Their search feature seems to be pretty good too. It is based on Lucene and is very flexible!
Cloudant seems interesting, never heard of them before. The pricing is intriguing. (https://cloudant.com/pricing/) From what I understand, it's free for most small projects but could get very pricey very fast, but then, handling millions of customers is far from being trivial to handle so I'm sure it's worth the price. Thoughts about the Cloudant pricing versus in-house solution (or vps)?
I might also note, thats its worth contact Cloudant directly if you are working on a larger scale production app. We have the metered pricing listed on the website and then dedicated which is an "all you can eat" style service and you pay a flat monthly rate based on how many nodes are in your cluster. That is the system that Postmark is using along with most of our other bigger customers.
NoSQL databases are becoming very common place now and there are a lot more companies and hosted providers than there used to be. So naturally you are going to see more stories of people switching away from traditional SQL databases.
I work for a large enterprise who previously was an Oracle shop and even they are starting to using MongoDB and CouchDB internally.
No. But all new development isn't being done on it.
My point is that stories like this are becoming the new norm especially with companies like 10gen and Datastax wining and dining CIO/GMs pretty hard. MongoDB in particular is getting a (misguided IMHO) reputation as a drop-in replacement for MySQL. And the last MongoDB training session had developers from banks, insurance companies, finance houses etc.
I am pretty sure that many of the next 10+ years of in-house built enterprise apps will be using NoSQL databases. Which will in turn then result in university courses changing thus affecting the next generation of programmers.
We looked at MongoDB for our back end at http://moj.io and preferred CouchDB. It's currently a toss up between Iriscouch and Cloudant. Both seem like great offerings. We are particularly interested in the ability to sync to CouchDB on iOS/Android/Windows Phone in the future.
It isn't a problem if you're speaking specifically about Cloudant. They co-locate clusters next to your app as best they can (as Mike has mentioned elsewhere). That makes the network you're running on critical, however.
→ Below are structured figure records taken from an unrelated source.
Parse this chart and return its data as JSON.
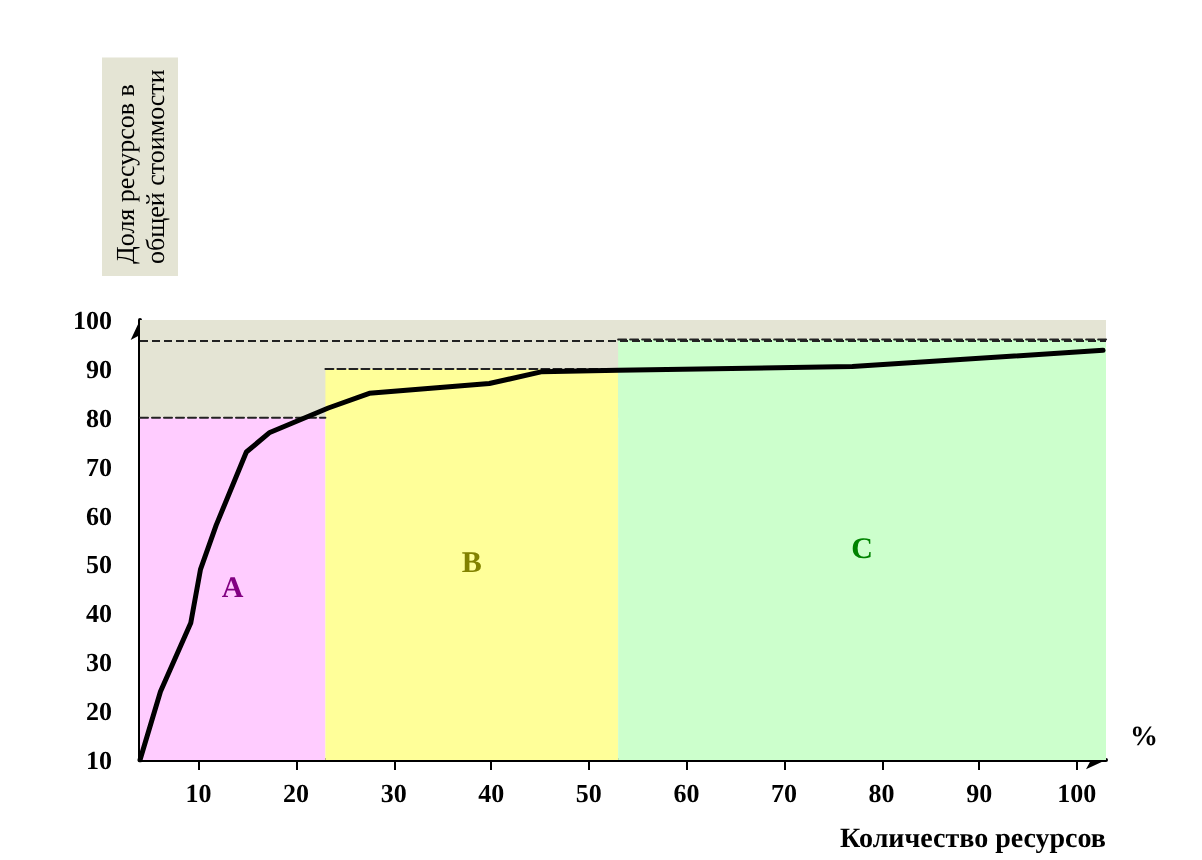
{
  "chart_data": {
    "type": "line",
    "xlabel": "Количество ресурсов",
    "ylabel": "Доля ресурсов в общей стоимости",
    "annotations": [
      "%"
    ],
    "xlim": [
      4,
      103
    ],
    "xticks": [
      10,
      20,
      30,
      40,
      50,
      60,
      70,
      80,
      90,
      100
    ],
    "ylim": [
      10,
      100
    ],
    "yticks": [
      10,
      20,
      30,
      40,
      50,
      60,
      70,
      80,
      90,
      100
    ],
    "grid": false,
    "legend": false,
    "marker": "none",
    "bands": [
      {
        "axis": "y",
        "from": 80,
        "to": 100,
        "color": "#e4e4d4"
      }
    ],
    "ref_lines": [
      {
        "axis": "y",
        "value": 96,
        "line_style": "dashed",
        "color": "#222222"
      }
    ],
    "series": [
      {
        "name": "A",
        "type": "area",
        "color": "#ffccff",
        "line_style": "dashed",
        "x": [
          4,
          23
        ],
        "values": [
          80,
          80
        ]
      },
      {
        "name": "B",
        "type": "area",
        "color": "#ffff99",
        "line_style": "dashed",
        "x": [
          23,
          53
        ],
        "values": [
          90,
          90
        ]
      },
      {
        "name": "C",
        "type": "area",
        "color": "#ccffcc",
        "line_style": "dashed",
        "x": [
          53,
          103
        ],
        "values": [
          96,
          96
        ]
      },
      {
        "color": "#000000",
        "line_style": "solid",
        "x": [
          4,
          6.1,
          9.2,
          10.2,
          11.8,
          14.9,
          17.3,
          23.3,
          27.5,
          39.8,
          45.1,
          53,
          77,
          102.7
        ],
        "values": [
          10,
          24,
          38,
          49,
          58,
          73,
          77,
          82,
          85,
          87,
          89.4,
          89.7,
          90.5,
          93.8
        ]
      }
    ]
  }
}
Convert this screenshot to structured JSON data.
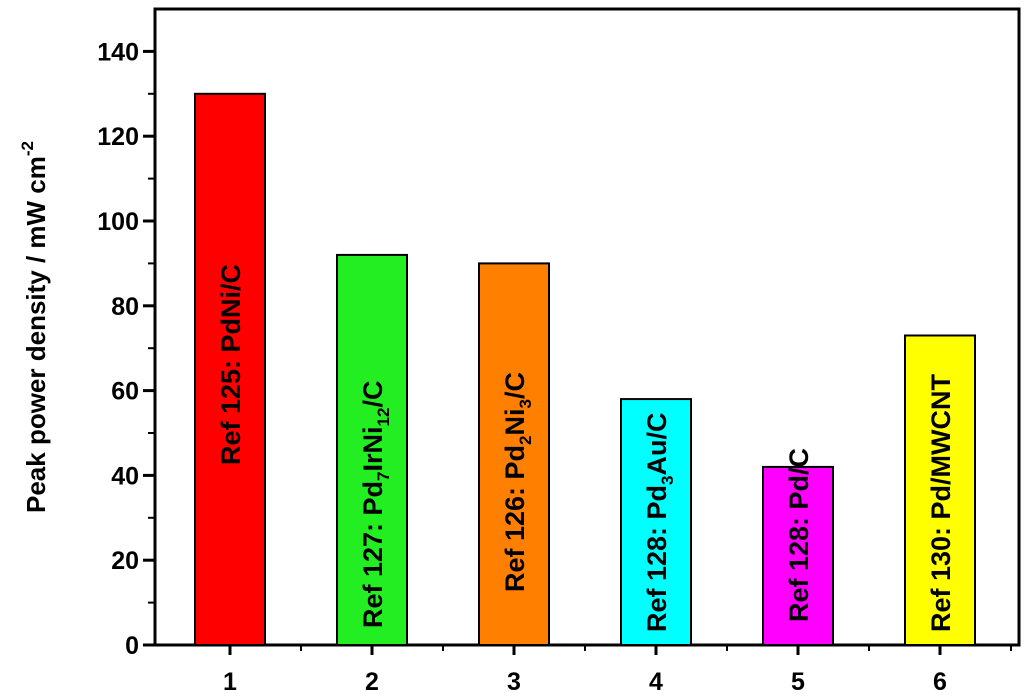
{
  "chart_data": {
    "type": "bar",
    "y_label": [
      "Peak power density / mW cm",
      "-2"
    ],
    "categories": [
      "1",
      "2",
      "3",
      "4",
      "5",
      "6"
    ],
    "values": [
      130,
      92,
      90,
      58,
      42,
      73
    ],
    "colors": [
      "#ff0000",
      "#22ee22",
      "#ff8000",
      "#00ffff",
      "#ff00ff",
      "#ffff00"
    ],
    "bar_labels": [
      [
        "Ref 125: PdNi/C"
      ],
      [
        "Ref 127: Pd",
        "7",
        "IrNi",
        "12",
        "/C"
      ],
      [
        "Ref 126: Pd",
        "2",
        "Ni",
        "3",
        "/C"
      ],
      [
        "Ref 128: Pd",
        "3",
        "Au/C"
      ],
      [
        "Ref 128: Pd/C"
      ],
      [
        "Ref 130: Pd/MWCNT"
      ]
    ],
    "ylim": [
      0,
      150
    ],
    "yticks": [
      0,
      20,
      40,
      60,
      80,
      100,
      120,
      140
    ]
  }
}
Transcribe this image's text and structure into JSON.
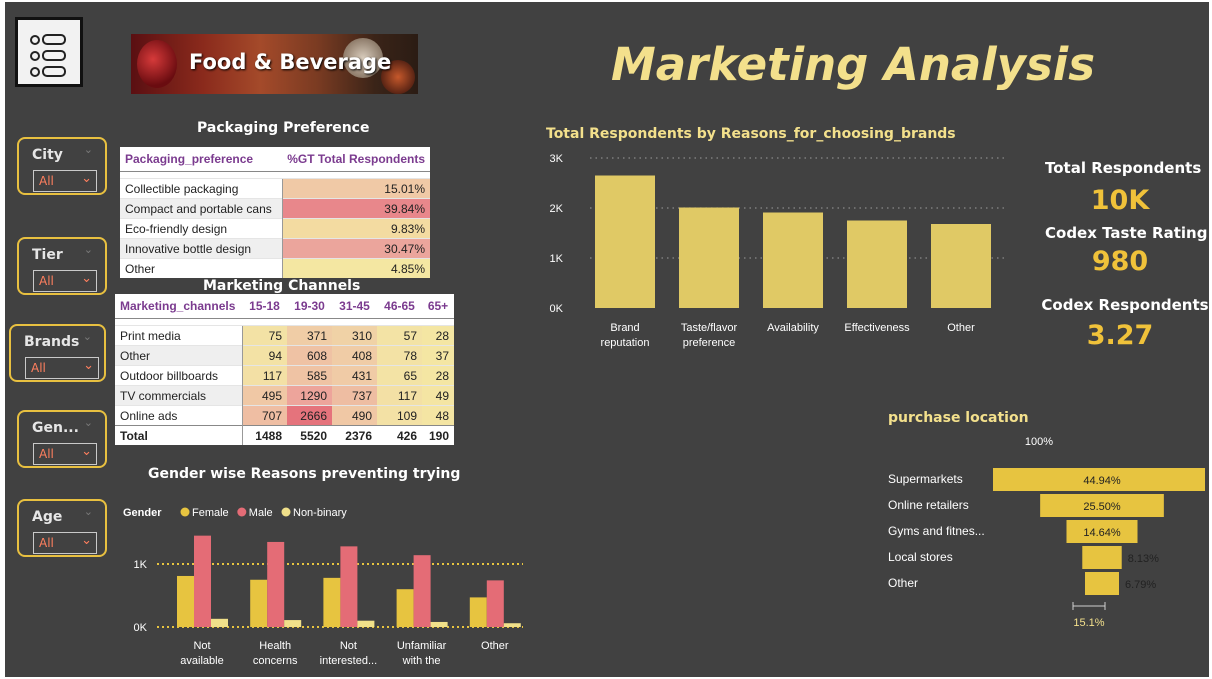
{
  "header": {
    "banner_text": "Food & Beverage",
    "title": "Marketing Analysis"
  },
  "filters": [
    {
      "label": "City",
      "value": "All"
    },
    {
      "label": "Tier",
      "value": "All"
    },
    {
      "label": "Brands",
      "value": "All"
    },
    {
      "label": "Gen...",
      "value": "All"
    },
    {
      "label": "Age",
      "value": "All"
    }
  ],
  "packaging": {
    "title": "Packaging Preference",
    "headers": [
      "Packaging_preference",
      "%GT Total Respondents"
    ],
    "rows": [
      {
        "name": "Collectible packaging",
        "value": "15.01%",
        "color": "#f0c9a6"
      },
      {
        "name": "Compact and portable cans",
        "value": "39.84%",
        "color": "#e8878b"
      },
      {
        "name": "Eco-friendly design",
        "value": "9.83%",
        "color": "#f3dba1"
      },
      {
        "name": "Innovative bottle design",
        "value": "30.47%",
        "color": "#eba59c"
      },
      {
        "name": "Other",
        "value": "4.85%",
        "color": "#f4e7a2"
      }
    ]
  },
  "marketing": {
    "title": "Marketing Channels",
    "headers": [
      "Marketing_channels",
      "15-18",
      "19-30",
      "31-45",
      "46-65",
      "65+"
    ],
    "rows": [
      {
        "name": "Print media",
        "values": [
          "75",
          "371",
          "310",
          "57",
          "28"
        ],
        "colors": [
          "#f3e2a5",
          "#f0cda6",
          "#f0d2a6",
          "#f3e3a5",
          "#f4e6a3"
        ]
      },
      {
        "name": "Other",
        "values": [
          "94",
          "608",
          "408",
          "78",
          "37"
        ],
        "colors": [
          "#f3e2a5",
          "#efc2a4",
          "#f0cca6",
          "#f3e2a5",
          "#f4e6a3"
        ]
      },
      {
        "name": "Outdoor billboards",
        "values": [
          "117",
          "585",
          "431",
          "65",
          "28"
        ],
        "colors": [
          "#f3e0a5",
          "#efc3a4",
          "#f0cba6",
          "#f3e3a5",
          "#f4e6a3"
        ]
      },
      {
        "name": "TV commercials",
        "values": [
          "495",
          "1290",
          "737",
          "117",
          "49"
        ],
        "colors": [
          "#f0c8a5",
          "#eda49b",
          "#eebda2",
          "#f3e0a5",
          "#f4e5a3"
        ]
      },
      {
        "name": "Online ads",
        "values": [
          "707",
          "2666",
          "490",
          "109",
          "48"
        ],
        "colors": [
          "#efbea3",
          "#e5737c",
          "#f0c8a5",
          "#f3e1a5",
          "#f4e5a3"
        ]
      }
    ],
    "total": {
      "name": "Total",
      "values": [
        "1488",
        "5520",
        "2376",
        "426",
        "190"
      ]
    }
  },
  "kpis": [
    {
      "label": "Total Respondents",
      "value": "10K"
    },
    {
      "label": "Codex Taste Rating",
      "value": "980"
    },
    {
      "label": "Codex Respondents",
      "value": "3.27"
    }
  ],
  "chart_data": [
    {
      "type": "bar",
      "title": "Total Respondents by Reasons_for_choosing_brands",
      "categories": [
        "Brand reputation",
        "Taste/flavor preference",
        "Availability",
        "Effectiveness",
        "Other"
      ],
      "values": [
        2650,
        2010,
        1910,
        1750,
        1680
      ],
      "ylim": [
        0,
        3000
      ],
      "yticks": [
        "0K",
        "1K",
        "2K",
        "3K"
      ],
      "grid": true,
      "bar_color": "#e0c965"
    },
    {
      "type": "bar",
      "title": "Gender wise Reasons preventing trying",
      "legend_title": "Gender",
      "categories": [
        "Not available l...",
        "Health concerns",
        "Not interested...",
        "Unfamiliar with the b...",
        "Other"
      ],
      "series": [
        {
          "name": "Female",
          "color": "#e7c440",
          "values": [
            810,
            750,
            780,
            600,
            470
          ]
        },
        {
          "name": "Male",
          "color": "#e46c76",
          "values": [
            1450,
            1350,
            1280,
            1140,
            740
          ]
        },
        {
          "name": "Non-binary",
          "color": "#f0e08a",
          "values": [
            130,
            110,
            100,
            80,
            60
          ]
        }
      ],
      "ylim": [
        0,
        1500
      ],
      "yticks": [
        "0K",
        "1K"
      ],
      "legend": "top-left"
    },
    {
      "type": "bar",
      "title": "purchase location",
      "categories": [
        "Supermarkets",
        "Online retailers",
        "Gyms and fitnes...",
        "Local stores",
        "Other"
      ],
      "values": [
        44.94,
        25.5,
        14.64,
        8.13,
        6.79
      ],
      "labels": [
        "44.94%",
        "25.50%",
        "14.64%",
        "8.13%",
        "6.79%"
      ],
      "top_label": "100%",
      "bottom_label": "15.1%",
      "bar_color": "#e7c440"
    }
  ]
}
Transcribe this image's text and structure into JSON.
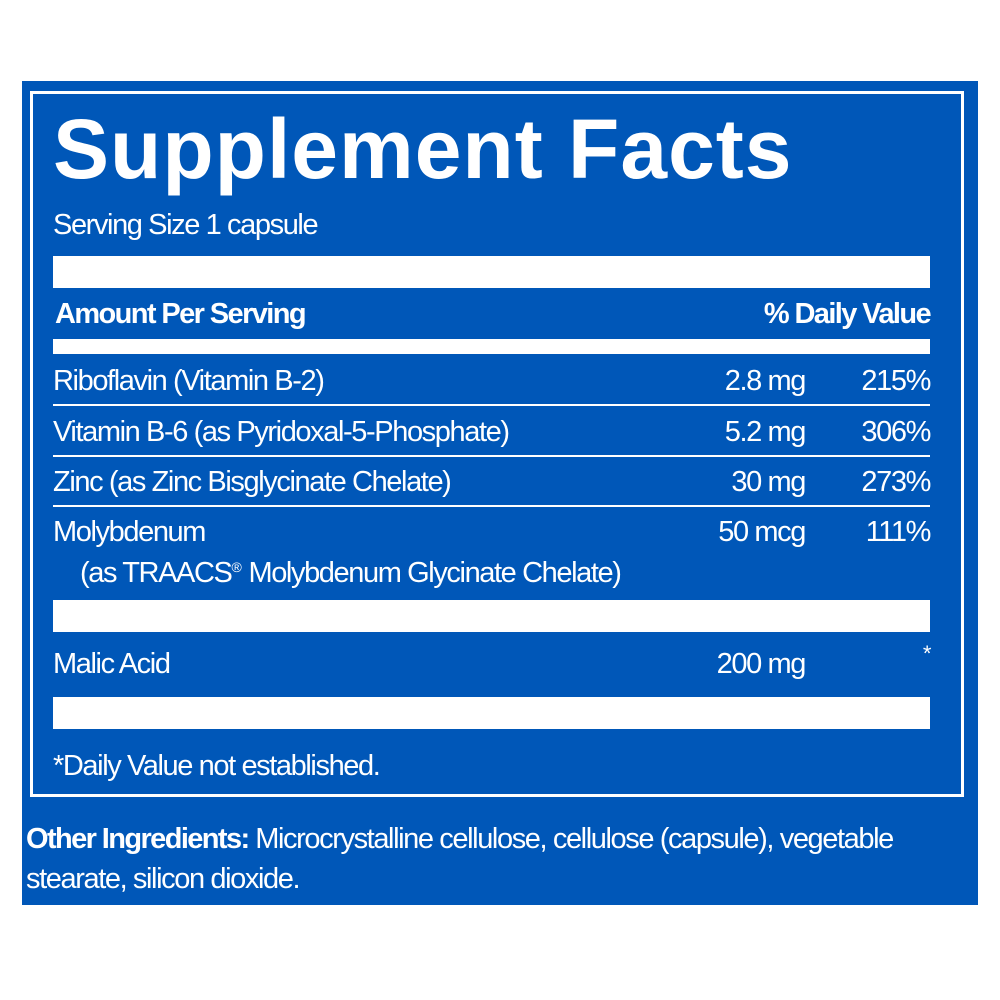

When we built out our message queue offering at SoftLayer (which uses Cloudant/BigCouch as a data store), latency out to the DB cluster simply never ended up being an issue. Properly leveraging DB features, I/O priority tuning, the caching tier behaving properly - all more often these end up being the culprit in performance issues.
What you need to better understand when considering a cloud-based data store is who's running your cluster. When it comes to guys like Adam, Mike and Robert, you're going to be very hard-pressed to find better (and available to you) talent in the CouchDB world. We certainly appreciate having them around.
(Mike Miller, Cloudant). Exactly, we run cloudant clusters in nearly 20 data centers globally on many different providers (ec2, softlayer, rackspace, joyent, azure, hostway, ...) so we make sure that the data and application tiers are co-located.
Dealing with direct connections from mobile is more fun.
Seriously do. I spent a few minutes looking for the list of data centres. And when I couldn't find it I left with the assumption that it was going to be a slow, pricey mess.
Nothing is more important than transparency when you are providing core infrastructure.
Sorry, I need to correct that. I meant that shards are basically still primary / secondary with an arbiter for failover. We prefer horizontal nodes instead, like Cloudant, Elastic Search or Cassandra offers.
Space/resources was certainly a concern in this case. A disk-based solution with predictable latencies enables storage of far more data than something that requires holding the working set in RAM.
Grr.. I can't figure if you can deploy cloudant in an on ec2 avail zone that you have your app in. Can you you even deploy it on ec2?
I don't see anything stating answers to these questions clearly on their site. And they want my email to let me see tech docs! Are they run by former IBM staff?
Finally, if they are 'hosted and managed all day everyday' some place far from me. I dunno if I want to use it.